At the time of the Titus Canyon Fauna, what is today Death Valley National Park was relatively flat and the modern valleys had not yet formed. The fossils were deposited at a time when the area was transitioning from a fluvial (river-adjacent) to a lacustrine (lake-adjacent) environment. Smaller animals from the Titus Canyon Fauna include indeterminate emydid turtles and various rodents (the ischyromyid Quadratomus? gigans, aplodontiid cf. Prosciurus sp., and cylindrodontid Dolocylindrodon texanus). In addition to Protitanops, several other perissodactyls were present, including the small equid Mesohippus viejensis, the helaletid (cursorial tapir) Colodon stovalli, and several rhinoceroses (Penetrigonias hudsoni, Teletaceras mortivallis, and Trigonias sp.). Several artiodactyls are known from the fauna, including agriochoerids Agriochoerus sp. and Eomeryx transmontanus, the protoceratid Pseudoprotoceras robustus, the leptomerycids Hendryomeryx? blacki and Hidrosotherium transpecosensis, and possibly the oromerycid Montanatylopus matthewi. Predators included the large hyaenodont Neohyaenodon sp. (Note: The Titus Canyon Neohyaenodon sp. was previously identified as an occurrence of Hyaenodon cf. horridus.) and the small amphicyonid (bear-dog) Daphoenictis sp. The different Chambers Tuff faunas are not as well-studied, but appear to have been faunally similar to the Titus Canyon Fauna.

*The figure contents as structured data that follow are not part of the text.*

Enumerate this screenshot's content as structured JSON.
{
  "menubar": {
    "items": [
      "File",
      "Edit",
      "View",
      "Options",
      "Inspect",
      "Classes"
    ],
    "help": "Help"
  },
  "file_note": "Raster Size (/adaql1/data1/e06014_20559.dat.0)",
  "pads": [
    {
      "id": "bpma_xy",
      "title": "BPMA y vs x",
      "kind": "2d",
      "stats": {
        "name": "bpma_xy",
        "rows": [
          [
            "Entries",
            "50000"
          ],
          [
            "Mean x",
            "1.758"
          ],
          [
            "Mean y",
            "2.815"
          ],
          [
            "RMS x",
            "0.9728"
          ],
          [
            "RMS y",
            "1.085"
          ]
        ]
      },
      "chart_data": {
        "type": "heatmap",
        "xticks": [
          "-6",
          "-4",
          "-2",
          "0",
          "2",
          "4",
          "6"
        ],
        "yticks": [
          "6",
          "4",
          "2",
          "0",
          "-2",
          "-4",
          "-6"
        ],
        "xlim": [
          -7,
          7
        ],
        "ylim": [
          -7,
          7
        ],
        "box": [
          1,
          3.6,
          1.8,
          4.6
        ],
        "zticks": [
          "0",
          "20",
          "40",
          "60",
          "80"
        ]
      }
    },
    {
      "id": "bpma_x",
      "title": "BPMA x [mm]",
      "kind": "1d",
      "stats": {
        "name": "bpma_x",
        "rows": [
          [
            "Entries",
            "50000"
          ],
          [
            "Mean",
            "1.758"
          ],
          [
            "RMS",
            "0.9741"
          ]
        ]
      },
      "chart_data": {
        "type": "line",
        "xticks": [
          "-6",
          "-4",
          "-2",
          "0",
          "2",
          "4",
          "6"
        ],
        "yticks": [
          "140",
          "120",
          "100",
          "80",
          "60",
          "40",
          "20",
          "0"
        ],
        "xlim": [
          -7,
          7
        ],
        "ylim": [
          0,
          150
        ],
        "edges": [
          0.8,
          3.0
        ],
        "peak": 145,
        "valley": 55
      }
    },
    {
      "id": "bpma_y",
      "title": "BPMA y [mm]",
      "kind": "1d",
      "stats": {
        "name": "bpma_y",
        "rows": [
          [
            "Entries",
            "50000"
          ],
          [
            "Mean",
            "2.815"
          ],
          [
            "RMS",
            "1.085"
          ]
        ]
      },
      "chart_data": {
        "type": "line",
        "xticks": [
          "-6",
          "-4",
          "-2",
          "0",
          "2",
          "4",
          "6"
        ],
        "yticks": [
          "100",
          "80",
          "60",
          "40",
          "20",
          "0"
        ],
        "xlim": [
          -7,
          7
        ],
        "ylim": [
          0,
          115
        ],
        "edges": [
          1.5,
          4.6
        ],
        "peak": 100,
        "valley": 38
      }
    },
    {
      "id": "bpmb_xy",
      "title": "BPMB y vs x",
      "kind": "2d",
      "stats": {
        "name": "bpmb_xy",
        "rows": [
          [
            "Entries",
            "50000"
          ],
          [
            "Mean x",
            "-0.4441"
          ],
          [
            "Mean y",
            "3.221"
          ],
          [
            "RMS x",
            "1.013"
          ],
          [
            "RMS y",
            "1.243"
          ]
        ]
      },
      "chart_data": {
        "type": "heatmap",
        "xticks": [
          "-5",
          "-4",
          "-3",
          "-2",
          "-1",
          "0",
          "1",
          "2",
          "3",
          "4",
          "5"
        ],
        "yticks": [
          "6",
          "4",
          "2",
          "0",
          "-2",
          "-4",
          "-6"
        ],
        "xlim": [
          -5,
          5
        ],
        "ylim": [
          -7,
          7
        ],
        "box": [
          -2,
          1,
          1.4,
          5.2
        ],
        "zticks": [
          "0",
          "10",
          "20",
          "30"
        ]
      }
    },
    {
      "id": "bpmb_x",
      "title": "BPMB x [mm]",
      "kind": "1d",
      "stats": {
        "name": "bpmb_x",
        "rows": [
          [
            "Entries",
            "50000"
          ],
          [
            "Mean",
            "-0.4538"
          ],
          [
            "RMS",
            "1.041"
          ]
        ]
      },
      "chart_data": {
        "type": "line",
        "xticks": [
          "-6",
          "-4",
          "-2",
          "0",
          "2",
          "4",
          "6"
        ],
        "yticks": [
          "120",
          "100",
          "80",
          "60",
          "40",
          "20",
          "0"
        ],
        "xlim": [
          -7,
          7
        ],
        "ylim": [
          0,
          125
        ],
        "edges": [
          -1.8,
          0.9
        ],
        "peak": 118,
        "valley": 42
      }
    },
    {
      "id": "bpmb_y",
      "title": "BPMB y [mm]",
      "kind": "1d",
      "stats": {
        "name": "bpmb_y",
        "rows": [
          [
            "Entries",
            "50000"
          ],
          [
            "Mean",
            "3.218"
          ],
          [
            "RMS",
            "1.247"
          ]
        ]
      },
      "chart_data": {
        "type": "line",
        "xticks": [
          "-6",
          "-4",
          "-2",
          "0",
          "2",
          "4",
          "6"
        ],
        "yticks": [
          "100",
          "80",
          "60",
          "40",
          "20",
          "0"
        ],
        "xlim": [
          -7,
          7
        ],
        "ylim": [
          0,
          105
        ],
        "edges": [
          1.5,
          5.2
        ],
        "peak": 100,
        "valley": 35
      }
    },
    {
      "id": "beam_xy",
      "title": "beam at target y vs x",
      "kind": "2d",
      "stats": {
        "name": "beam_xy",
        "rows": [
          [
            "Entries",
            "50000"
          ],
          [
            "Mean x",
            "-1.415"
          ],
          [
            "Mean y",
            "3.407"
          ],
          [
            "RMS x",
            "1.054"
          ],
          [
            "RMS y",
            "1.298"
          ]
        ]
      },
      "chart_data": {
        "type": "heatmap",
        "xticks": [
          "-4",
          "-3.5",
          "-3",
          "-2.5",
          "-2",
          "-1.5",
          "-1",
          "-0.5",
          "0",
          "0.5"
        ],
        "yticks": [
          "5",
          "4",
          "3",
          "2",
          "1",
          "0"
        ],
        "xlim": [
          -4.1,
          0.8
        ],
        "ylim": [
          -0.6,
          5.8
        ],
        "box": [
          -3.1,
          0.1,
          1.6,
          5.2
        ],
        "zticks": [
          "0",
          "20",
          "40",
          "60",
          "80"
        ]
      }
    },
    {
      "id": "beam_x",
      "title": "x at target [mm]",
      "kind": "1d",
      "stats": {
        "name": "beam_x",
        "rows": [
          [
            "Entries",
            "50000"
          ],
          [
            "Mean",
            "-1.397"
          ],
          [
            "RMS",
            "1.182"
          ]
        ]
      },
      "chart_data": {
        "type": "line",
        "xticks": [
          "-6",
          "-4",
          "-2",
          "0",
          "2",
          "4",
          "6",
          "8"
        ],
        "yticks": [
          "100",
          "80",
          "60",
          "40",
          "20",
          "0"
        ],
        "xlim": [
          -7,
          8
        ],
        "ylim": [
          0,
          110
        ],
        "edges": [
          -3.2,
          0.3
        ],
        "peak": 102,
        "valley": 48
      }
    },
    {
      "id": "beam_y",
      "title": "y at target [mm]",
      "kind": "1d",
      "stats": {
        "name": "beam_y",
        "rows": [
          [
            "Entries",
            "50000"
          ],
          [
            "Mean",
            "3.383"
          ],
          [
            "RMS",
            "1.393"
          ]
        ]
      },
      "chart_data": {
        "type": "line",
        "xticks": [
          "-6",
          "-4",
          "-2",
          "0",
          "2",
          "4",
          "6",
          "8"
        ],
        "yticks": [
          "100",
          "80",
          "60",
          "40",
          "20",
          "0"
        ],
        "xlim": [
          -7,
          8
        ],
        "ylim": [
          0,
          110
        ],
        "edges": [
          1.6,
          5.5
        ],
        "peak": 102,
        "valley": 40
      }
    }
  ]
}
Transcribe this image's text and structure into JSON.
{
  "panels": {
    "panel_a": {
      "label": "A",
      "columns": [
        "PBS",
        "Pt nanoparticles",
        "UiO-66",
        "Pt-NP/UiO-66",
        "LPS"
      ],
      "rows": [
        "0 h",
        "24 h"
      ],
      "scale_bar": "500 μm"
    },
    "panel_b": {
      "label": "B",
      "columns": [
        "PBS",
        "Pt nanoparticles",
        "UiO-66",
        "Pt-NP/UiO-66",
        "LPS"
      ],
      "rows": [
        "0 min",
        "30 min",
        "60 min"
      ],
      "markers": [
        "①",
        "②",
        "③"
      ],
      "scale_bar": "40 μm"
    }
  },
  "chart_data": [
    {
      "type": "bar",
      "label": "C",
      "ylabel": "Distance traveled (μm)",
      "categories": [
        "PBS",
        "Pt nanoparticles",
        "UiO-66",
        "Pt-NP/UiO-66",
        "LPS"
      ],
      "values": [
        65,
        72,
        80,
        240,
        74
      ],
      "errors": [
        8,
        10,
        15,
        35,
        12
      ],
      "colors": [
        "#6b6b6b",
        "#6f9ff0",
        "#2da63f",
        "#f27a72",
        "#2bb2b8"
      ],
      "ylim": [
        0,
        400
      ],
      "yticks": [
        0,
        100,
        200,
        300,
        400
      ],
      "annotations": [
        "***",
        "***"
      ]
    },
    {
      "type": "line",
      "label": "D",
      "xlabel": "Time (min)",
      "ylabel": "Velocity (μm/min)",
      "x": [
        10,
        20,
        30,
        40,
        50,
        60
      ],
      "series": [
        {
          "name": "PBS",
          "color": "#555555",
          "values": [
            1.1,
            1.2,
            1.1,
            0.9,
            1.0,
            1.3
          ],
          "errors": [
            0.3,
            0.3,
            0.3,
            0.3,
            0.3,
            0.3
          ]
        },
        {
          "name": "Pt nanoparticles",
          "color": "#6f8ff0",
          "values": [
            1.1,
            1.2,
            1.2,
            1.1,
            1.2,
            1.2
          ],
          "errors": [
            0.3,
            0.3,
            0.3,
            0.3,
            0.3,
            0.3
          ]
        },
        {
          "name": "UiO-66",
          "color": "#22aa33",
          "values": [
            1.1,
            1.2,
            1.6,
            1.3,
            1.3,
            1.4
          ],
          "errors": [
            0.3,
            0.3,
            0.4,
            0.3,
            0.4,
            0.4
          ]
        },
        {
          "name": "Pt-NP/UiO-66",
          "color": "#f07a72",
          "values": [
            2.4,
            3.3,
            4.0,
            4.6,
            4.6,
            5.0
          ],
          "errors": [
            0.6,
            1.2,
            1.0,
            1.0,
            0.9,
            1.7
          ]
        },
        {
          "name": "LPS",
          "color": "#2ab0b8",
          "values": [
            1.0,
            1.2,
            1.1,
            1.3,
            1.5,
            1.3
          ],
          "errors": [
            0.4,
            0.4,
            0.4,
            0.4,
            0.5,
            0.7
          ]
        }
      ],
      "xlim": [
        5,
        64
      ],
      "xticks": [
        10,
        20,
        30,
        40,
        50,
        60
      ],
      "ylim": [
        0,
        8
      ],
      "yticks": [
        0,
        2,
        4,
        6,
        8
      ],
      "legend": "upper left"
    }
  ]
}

The Rancho Gaitan Local Fauna is more distinct, perhaps due to being in a transitional zone between temperate and tropical climates. The Rancho Gaitan Local Fauna appears to be characteristic of a woodland environment. Smaller animals included various rodents (the cylindrodontids Jawilsonomys ojinagaensis, J. pintoensis, and Pseudocylindrodon cf. medius, and the paramyid Mitonomys gaitana) and possible insectivore (soricid?) fossils. Four families of artiodactyls were present; the agriochoerids (Agriochoerus maximus and Protoreodon petersoni), hypertragulids (Hypertragulus heikeni), leptomerycids (cf. Leptomeryx sp.), and merycoidodontids (Aclistomycter middletoni, Bathygenys reevesi, and Merycoidodon dunagani). Among the perissodactyls, the Rancho Gaitan Local Fauna includes hyracodonts (identified as Hyracodon cf. nebraskensis), indeterminate rhinoceroses, and the equid Mesohippus texanus. The only identified predator is a hyaenodont, likely belonging to a new genus.